Another key to the show’s success was to keep the focus on the performances.
“CMA only had 10 awards to give out and when the show went to two hours, you had more music than you had awards,” Benson said. “When we went to three hours, it was much more music. And the ratings were really strong.”
A SURPRISE FOR LYNN
Lynn almost didn’t show up to 1988 show when Johnny Cash surprised her on stage by telling her she was going to be inducted into the Country Music Hall of Fame.
“Minnie Pearl said ‘You have to come tonight,'” Lynn recalled. “I said, ‘I am not coming. I am going to a party right across the street.'”
Pearl eventually convinced Lynn to show up. After Cash’s announcement, Lynn got so excited she dropped her jewelry on stage and had to hand it off to the man in black. She joked she never really thought she could get into the Hall of Fame, saying “I could see the Hall of Shame, but not the Hall of Fame.”
Lynn said she never plans a speech for the awards, preferring to just say whatever comes to mind.
“If you ever plan a speech, you’re messing up right there,” Lynn said. “You need to say what you’re thinking right then.”
OPRY TO THE BIG APPLE
For three decades, the Grand Ole Opry House was the home of the CMA Awards. The crowds were mostly members of the music industry and fans who won tickets on the radio, Benson said.
“You had this event that was live on national television, but it was an intimate celebration with the artists on stage being able to look out and getting to see their fans and supporters, managers and publishers in the front row of the Opry House,” Benson said.
The show moved to an arena in 2005 when the CMAs were held at New York’s Madison Square Garden.
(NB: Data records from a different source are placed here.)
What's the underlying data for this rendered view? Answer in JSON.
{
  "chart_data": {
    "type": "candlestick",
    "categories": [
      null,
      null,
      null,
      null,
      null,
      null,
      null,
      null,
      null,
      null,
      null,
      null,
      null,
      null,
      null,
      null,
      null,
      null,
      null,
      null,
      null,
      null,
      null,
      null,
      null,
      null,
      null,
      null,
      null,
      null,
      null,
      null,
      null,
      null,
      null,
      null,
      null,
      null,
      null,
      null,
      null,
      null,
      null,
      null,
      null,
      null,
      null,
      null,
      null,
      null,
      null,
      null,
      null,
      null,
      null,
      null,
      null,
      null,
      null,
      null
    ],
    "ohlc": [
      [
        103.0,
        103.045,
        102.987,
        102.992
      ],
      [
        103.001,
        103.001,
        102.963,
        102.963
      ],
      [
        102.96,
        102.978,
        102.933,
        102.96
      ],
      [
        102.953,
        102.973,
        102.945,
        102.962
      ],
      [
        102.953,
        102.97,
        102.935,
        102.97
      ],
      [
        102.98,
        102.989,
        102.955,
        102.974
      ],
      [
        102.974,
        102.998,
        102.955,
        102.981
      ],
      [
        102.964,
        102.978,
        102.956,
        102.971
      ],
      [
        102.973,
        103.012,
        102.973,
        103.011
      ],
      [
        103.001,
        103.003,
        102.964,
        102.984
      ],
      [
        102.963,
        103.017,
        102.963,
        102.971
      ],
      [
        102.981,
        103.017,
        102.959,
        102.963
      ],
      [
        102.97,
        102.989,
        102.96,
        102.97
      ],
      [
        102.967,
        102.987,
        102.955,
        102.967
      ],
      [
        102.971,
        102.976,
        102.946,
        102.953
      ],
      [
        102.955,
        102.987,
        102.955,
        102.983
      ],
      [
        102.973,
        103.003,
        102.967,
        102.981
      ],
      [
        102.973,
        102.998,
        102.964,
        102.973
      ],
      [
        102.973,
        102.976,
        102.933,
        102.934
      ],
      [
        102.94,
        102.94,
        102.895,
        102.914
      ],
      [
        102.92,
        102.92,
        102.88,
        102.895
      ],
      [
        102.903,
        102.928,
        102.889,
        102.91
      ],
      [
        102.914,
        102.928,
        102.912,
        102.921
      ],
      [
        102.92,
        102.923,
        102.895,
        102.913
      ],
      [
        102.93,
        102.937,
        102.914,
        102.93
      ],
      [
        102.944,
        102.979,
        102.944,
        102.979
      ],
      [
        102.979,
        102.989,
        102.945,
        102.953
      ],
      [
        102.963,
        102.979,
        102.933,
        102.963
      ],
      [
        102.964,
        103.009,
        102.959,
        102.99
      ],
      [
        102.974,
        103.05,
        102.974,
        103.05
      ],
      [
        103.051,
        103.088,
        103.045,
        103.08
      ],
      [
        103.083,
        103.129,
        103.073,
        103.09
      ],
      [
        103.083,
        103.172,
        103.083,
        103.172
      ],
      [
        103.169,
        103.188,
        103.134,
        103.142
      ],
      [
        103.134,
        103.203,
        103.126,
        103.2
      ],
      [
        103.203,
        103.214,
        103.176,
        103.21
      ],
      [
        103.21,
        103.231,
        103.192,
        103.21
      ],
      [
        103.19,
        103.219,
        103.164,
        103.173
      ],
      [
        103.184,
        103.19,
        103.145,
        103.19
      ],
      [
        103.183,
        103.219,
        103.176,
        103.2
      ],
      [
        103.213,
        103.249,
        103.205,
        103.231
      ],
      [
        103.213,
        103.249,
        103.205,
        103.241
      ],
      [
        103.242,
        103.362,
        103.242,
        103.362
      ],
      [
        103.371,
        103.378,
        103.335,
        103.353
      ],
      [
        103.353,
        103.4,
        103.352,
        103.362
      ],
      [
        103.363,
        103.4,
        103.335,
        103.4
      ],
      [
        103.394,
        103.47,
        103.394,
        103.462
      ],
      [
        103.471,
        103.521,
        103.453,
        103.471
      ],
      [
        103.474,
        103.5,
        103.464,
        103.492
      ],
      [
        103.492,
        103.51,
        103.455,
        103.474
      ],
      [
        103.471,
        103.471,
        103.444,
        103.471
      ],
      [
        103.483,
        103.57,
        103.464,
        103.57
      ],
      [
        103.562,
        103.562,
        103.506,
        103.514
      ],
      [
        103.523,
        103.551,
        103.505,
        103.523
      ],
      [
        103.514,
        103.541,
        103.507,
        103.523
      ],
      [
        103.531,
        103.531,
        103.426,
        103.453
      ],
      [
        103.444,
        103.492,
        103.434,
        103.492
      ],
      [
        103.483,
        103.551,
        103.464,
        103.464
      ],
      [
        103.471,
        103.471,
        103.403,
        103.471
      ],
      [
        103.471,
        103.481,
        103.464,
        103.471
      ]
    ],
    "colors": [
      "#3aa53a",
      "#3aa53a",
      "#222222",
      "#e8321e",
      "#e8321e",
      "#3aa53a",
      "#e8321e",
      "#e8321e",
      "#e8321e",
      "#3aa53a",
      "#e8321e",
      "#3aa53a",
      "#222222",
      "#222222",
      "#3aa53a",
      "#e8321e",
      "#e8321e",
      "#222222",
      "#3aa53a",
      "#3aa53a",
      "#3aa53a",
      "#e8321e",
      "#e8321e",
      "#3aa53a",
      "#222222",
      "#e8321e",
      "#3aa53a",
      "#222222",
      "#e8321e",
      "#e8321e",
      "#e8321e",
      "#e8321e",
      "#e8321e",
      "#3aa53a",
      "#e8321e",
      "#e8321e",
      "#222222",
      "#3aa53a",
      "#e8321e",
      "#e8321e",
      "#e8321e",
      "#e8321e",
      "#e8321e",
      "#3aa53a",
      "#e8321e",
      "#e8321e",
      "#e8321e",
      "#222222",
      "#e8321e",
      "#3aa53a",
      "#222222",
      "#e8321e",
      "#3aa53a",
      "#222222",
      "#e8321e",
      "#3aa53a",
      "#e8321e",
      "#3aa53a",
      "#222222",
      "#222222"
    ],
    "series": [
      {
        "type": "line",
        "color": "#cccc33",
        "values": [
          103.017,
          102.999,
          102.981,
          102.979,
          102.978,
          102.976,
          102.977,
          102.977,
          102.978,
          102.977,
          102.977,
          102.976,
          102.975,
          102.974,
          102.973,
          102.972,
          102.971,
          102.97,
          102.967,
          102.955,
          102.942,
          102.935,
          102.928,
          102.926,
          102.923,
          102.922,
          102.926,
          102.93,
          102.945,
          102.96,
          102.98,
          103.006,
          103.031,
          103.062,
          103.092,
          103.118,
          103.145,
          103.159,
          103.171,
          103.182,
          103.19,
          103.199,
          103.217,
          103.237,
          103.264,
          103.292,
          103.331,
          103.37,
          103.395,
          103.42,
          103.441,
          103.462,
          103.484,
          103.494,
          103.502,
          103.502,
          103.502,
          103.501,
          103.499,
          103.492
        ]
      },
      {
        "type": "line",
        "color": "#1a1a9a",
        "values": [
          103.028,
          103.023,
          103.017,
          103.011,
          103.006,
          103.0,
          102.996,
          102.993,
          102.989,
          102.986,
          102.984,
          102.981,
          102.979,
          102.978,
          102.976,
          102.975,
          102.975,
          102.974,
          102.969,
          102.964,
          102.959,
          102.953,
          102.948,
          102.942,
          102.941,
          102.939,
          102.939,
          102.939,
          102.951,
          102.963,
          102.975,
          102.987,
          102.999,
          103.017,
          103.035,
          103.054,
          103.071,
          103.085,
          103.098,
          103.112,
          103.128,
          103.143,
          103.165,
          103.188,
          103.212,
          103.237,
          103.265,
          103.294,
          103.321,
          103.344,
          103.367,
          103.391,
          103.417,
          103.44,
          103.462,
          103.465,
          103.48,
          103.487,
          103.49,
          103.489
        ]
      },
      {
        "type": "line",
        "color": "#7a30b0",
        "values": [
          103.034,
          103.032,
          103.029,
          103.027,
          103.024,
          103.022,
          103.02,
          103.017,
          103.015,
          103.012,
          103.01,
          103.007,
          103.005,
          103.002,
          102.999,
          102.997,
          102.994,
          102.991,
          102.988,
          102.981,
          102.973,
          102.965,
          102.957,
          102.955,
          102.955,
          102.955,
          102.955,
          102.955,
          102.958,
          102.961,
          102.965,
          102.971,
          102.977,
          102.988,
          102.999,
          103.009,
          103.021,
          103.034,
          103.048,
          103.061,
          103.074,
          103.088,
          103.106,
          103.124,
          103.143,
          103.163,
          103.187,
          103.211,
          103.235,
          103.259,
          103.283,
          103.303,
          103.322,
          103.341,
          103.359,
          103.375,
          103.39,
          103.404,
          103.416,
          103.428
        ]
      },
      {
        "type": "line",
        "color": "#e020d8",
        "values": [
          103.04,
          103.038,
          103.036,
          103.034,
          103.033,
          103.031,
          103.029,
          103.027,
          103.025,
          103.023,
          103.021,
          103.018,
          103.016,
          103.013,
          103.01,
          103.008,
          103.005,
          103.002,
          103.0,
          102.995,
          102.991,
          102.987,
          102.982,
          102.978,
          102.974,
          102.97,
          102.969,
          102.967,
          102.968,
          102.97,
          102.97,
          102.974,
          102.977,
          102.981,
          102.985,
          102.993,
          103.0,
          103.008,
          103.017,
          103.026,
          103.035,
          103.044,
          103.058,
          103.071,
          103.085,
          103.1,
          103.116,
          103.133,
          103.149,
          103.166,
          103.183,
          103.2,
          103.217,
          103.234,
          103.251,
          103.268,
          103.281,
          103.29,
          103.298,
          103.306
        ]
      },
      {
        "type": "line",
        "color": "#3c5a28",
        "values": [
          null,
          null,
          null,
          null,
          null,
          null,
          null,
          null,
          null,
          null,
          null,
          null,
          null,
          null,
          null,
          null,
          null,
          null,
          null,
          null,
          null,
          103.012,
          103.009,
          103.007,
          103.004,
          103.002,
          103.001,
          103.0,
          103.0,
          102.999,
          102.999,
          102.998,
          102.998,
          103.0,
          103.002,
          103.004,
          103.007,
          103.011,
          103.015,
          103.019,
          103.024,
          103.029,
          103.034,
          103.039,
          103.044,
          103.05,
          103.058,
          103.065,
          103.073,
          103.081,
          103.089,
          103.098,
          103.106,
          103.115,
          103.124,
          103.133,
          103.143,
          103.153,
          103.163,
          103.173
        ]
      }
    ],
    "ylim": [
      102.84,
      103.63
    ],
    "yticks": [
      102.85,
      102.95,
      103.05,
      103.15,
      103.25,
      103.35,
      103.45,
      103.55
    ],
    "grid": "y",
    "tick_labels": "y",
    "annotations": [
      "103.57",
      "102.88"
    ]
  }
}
It was the first and only time the show had been held outside of Nashville, and it’s been held at Bridgestone Arena in Nashville since 2006.
Lynn’s last performance on the CMA stage came two years ago when Lynn and singer Kacey Musgraves performed Lynn’s song “You’re Looking at Country.” In typical Lynn fashion, the performance had an unscripted moment when Musgraves had a wardrobe malfunction and had to ditch her underwear on stage.
“Did you know she lost her panties that night?” Lynn said with a laugh. “I said, ‘What did you do, Kacey?’ And she said, ‘Well when they hit the floor, I just kicked them off the stage.’ I would have died if it had been me.”
The CMA Awards air Wednesday, Nov. 2 on News 2 at 7 p.m.